Le Monde puzzle [#1063] and le bac’

As pointed out by Jean-Louis Foulley in his comment on the recent Le Monde puzzle [#1063] post, the questions are heavily inspired by the 2018 high school final exam (known as Le Baccalauréat or Le Bac’) in mathematics in France, as can be checked from the above. Including the denomination of powerful number! In Part A, the students had to study the Diophantine equation x²-8y²=1 (E) and show it had an infinite number of (integer) solutions. While these students did not have access to computing facilities, question 1 was solved by sheer enumeration, providing 8=2³ and 9=3² as an answer. While (2) and (3) are rather straightforward, using the prime number decomposition of a and b for (2), the fact that x² and 8y² are powerful for (3). Brute force search leading to x=99,y=35 for the final question.

Le Monde puzzle [#1063]

A simple (summertime?!) arithmetic Le Monde mathematical puzzle

1. A “powerful integer” is such that all its prime divisors are at least with multiplicity 2. Are there two powerful integers in a row, i.e. such that both n and n+1 are powerful?
   
2.  Are there odd integers n such that n² – 1 is a powerful integer ?

The first question can be solved by brute force.  Here is a R code that leads to the solution:

isperfz <- function(n){ 
  divz=primeFactors(n) 
  facz=unique(divz) 
  ordz=rep(0,length(facz)) 
  for (i in 1:length(facz)) 
    ordz[i]=sum(divz==facz[i]) 
  return(min(ordz)>1)}

lesperf=NULL
for (t in 4:1e5)
if (isperfz(t)) lesperf=c(lesperf,t)
twinz=lesperf[diff(lesperf)==1]

with solutions 8, 288, 675, 9800, 12167.

The second puzzle means rerunning the code only on integers n²-1…

[1] 8
[1] 288
[1] 675
[1] 9800
[1] 235224
[1] 332928
[1] 1825200
[1] 11309768

except that I cannot exceed n²=10⁸. (The Le Monde puzzles will now stop for a month, just like about everything in France!, and then a new challenge will take place.
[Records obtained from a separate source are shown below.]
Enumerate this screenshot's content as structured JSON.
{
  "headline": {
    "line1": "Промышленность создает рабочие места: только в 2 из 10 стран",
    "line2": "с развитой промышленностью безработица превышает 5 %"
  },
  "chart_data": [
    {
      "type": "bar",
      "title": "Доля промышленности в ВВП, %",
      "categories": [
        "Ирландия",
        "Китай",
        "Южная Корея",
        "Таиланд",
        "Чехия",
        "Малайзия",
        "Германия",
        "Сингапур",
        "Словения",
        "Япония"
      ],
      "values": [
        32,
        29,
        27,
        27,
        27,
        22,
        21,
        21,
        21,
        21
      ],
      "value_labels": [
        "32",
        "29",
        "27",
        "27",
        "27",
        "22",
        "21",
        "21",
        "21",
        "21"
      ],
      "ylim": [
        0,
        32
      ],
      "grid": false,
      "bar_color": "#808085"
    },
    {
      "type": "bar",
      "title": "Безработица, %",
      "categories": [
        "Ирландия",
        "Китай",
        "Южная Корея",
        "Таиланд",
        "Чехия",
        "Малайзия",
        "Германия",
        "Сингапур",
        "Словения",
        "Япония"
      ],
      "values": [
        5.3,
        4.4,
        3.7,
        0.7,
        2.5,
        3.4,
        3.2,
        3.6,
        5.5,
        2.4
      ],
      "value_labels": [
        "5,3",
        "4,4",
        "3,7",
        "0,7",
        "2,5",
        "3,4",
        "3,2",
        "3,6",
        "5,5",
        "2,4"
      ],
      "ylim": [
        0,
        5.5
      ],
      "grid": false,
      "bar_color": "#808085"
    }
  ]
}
Stay tuned.)

Le Monde puzzle [#1062]

A simple Le Monde mathematical puzzle none too geometric:

1. Find square triangles which sides are all integers and which surface is its perimeter.
2. Extend to non-square rectangles.

No visible difficulty by virtue of Pythagore’s formula:

for (a in 1:1e4)
for (b in a:1e4)
  if (a*b==2*(a+b+round(sqrt(a*a+b*b)))) print(c(a,b))

produces two answers

 5 12
 6  8

and in the more general case, Heron’s formula to the rescue!,

for (a in 1:1e2)
for (b in a:1e2)
for (z in b:1e2){
  s=(a+b+z)/2
  if (abs(4*s-abs((s-a)*(s-b)*(s-z)))<1e-4) print(c(a,b,z))}

returns

 4 15 21
 5  9 16
 5 12 13
 6  7 15
 6  8 10
 6 25 29
 7 15 20
 9 10 17

Le Monde puzzle [#1061]

A griddy Le Monde mathematical puzzle:

1. On a 4×5 regular grid, find how many nodes need to be turned on to see all 3×4 squares to have at least one active corner in case of one arbitrary node failing.
   
2.  Repeat for a 7×9 grid.
   

The question is open to simulated annealing, as in the following R code:

n=3;m=4;np=n+1;mp=m+1

cvr=function(grue){
  grud=grue
  obj=(max(grue)==0)
  for (i in (1:length(grue))[grue==1]){
   grud[i]=0
   obj=max(obj,max((1-grud[-1,-1])*(1-grud[-np,-mp])*
       (1-grud[-np,-1])*(1-grud[-1,-mp])))
   grud[i]=1}
  obj=99*obj+sum(grue)
  return(obj)}

dumban=function(grid,T=1e3,temp=1,beta=.99){
   obj=bez=cvr(grid)
   sprk=grid
   for (t in 1:T){
     grue=grid
     if (max(grue)==1){ grue[sample(rep((1:length(grid))[grid==1],2),1)]=0
      }else{ grue[sample(1:(np*mp),np+mp)]=1}
     jbo=cvr(grue)
     if (bez>jbo){ bez=jbo;sprk=grue}
     if (log(runif(1))<(obj-jbo)/temp){
        grid=grue;obj=cvr(grid)}
     temp=temp*beta
     }
   return(list(top=bez,sol=sprk))}

leading to

>  dumban(grid,T=1e6,temp=100,beta=.9999)
$top
[1] 8
$sol
     [,1] [,2] [,3] [,4] [,5]
[1,]    0    1    0    1    0
[2,]    0    1    0    1    0
[3,]    0    1    0    1    0
[4,]    0    1    0    1    0

which sounds like a potential winner.